Arora traces the origin of the deal back to 2012, and talks about how the WhatsApp team refused to even entertain an offer until it became clear that Mark Zuckerberg and Facebook seemed to believe in their ideals for encryption and user experience.

This included perks such as, “full support for end-to-end encryption, No ads (ever), complete independence on product decisions, Board seat for [co-founder] Jan Koum” and more.

This “partnership” with Facebook got off to a great start, as the negotiating team agreed to stay away from mining user data, ads, and agreeing to no cross-platform tracking.

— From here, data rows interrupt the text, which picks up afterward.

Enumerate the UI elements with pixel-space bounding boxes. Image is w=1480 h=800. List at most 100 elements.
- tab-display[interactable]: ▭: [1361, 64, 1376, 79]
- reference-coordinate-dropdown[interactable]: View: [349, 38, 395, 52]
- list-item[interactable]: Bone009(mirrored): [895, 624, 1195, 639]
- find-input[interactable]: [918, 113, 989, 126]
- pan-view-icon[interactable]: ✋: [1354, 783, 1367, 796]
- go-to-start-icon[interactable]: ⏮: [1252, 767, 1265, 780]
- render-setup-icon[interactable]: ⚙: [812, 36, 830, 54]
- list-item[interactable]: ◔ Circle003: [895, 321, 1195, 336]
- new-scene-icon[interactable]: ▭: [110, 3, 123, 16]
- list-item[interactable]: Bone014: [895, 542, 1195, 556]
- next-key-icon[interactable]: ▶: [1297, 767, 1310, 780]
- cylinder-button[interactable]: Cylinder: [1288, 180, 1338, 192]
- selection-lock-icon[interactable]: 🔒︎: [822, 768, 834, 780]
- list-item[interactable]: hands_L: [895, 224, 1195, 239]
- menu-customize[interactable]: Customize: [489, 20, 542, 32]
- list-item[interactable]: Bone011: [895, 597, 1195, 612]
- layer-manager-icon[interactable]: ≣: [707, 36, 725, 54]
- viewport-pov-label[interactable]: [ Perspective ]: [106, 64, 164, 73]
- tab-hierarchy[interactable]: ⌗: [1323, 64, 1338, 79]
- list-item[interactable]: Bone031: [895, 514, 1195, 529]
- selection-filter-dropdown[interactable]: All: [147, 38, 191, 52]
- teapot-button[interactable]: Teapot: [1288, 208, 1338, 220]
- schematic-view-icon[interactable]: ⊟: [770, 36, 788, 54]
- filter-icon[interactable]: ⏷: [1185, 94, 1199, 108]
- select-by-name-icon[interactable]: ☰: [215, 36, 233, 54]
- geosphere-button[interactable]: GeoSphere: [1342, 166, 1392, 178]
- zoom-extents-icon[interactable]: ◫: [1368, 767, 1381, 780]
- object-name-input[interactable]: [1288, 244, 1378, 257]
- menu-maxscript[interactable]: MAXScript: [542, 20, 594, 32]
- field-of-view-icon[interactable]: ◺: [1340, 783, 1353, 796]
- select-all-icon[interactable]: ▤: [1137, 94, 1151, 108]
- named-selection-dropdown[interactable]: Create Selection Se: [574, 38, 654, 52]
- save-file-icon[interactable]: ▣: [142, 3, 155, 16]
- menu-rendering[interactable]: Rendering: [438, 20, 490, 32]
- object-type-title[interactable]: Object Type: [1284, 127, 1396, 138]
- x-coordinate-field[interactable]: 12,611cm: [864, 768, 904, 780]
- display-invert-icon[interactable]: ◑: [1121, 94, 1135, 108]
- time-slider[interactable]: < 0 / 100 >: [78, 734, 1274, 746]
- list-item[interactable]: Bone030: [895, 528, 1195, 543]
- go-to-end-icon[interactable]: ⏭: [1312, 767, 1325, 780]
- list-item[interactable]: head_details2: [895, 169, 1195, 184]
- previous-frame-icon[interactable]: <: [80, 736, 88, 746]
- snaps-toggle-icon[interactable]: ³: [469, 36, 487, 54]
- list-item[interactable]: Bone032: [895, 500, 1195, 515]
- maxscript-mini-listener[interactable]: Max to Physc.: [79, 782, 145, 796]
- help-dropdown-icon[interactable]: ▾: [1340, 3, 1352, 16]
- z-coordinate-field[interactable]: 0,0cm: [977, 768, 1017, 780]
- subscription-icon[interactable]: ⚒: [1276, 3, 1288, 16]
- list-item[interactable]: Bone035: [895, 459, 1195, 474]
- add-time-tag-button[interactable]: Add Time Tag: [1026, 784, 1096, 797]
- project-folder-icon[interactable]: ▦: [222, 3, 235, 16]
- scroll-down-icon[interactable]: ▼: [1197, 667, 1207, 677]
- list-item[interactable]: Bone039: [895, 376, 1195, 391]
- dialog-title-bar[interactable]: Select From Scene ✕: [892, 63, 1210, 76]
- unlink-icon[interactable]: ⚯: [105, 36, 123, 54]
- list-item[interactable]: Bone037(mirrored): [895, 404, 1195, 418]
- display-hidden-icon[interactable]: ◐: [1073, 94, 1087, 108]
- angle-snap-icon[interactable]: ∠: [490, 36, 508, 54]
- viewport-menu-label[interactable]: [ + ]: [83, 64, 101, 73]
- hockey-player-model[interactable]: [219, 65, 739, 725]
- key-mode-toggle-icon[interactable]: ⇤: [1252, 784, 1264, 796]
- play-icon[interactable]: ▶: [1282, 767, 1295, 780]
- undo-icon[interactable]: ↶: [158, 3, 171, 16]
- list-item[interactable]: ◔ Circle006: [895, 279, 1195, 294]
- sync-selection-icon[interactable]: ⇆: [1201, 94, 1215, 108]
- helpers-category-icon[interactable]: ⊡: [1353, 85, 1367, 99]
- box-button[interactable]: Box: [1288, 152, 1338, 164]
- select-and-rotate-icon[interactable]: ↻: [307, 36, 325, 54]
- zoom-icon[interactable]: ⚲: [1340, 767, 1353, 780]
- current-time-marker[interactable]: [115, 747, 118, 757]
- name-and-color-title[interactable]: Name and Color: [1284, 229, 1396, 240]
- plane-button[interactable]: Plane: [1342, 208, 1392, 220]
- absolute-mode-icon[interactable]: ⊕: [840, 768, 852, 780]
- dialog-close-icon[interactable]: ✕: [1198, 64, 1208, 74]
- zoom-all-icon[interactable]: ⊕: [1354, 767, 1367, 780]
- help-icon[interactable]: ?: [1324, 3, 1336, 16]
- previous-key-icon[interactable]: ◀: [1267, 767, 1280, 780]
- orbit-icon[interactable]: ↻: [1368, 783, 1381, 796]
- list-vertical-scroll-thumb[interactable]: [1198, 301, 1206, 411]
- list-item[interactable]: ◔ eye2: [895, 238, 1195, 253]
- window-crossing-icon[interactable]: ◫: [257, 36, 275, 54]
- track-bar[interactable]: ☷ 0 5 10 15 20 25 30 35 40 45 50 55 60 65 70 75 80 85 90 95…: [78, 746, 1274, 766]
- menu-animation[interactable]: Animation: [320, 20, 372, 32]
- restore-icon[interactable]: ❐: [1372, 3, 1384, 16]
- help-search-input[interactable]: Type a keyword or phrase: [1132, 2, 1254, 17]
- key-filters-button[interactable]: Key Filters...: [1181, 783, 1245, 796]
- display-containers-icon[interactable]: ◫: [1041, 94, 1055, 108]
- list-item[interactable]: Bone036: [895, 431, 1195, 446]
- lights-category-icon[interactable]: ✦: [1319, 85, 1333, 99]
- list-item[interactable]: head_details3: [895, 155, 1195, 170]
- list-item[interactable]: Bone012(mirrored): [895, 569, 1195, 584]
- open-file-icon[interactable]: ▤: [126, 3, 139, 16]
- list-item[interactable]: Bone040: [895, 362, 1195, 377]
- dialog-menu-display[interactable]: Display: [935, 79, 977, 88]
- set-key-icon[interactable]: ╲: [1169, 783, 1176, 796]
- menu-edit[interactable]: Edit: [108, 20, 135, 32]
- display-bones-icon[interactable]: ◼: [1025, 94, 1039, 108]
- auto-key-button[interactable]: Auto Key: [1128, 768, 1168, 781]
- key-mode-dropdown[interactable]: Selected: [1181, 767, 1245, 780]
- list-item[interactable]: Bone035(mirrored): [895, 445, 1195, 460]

Arora and the WhatsApp team believed them, and moved forward with the deal.

But by 2017 and 2018, it seemed clear that Facebook was looking for work arounds, and pushing co-founders Jan Koum and Brian Acton to accept different forms of advertising, data mining and cross-platform tracking.

Acton felt so cornered by Facebook and Zuckerberg that he eventually left the company. As the social media giant started to feel the heat as a result of the Cambridge Analytica scandal after 2016, Acton came out with an unambiguous tweet that resonated across the social media industry. “It is time. #deletefacebook,” he said.

Arora continues by saying that WhatsApp is now the second-largest platform in Facebook, but “its a shadow of the product” that the original team tried to build. He says that no one at WhatsApp knew that Facebook would eventually become a gigantic “Frankenstein” of a company that “devoured user data and spat out dirty money.”

Arora ends with a simple plea. “In order for the Tech ecosystem to evolve, we need to talk about how perverse business models cause well-intentioned products, services, and ideas to go wrong,” he said. “And where we go from here.”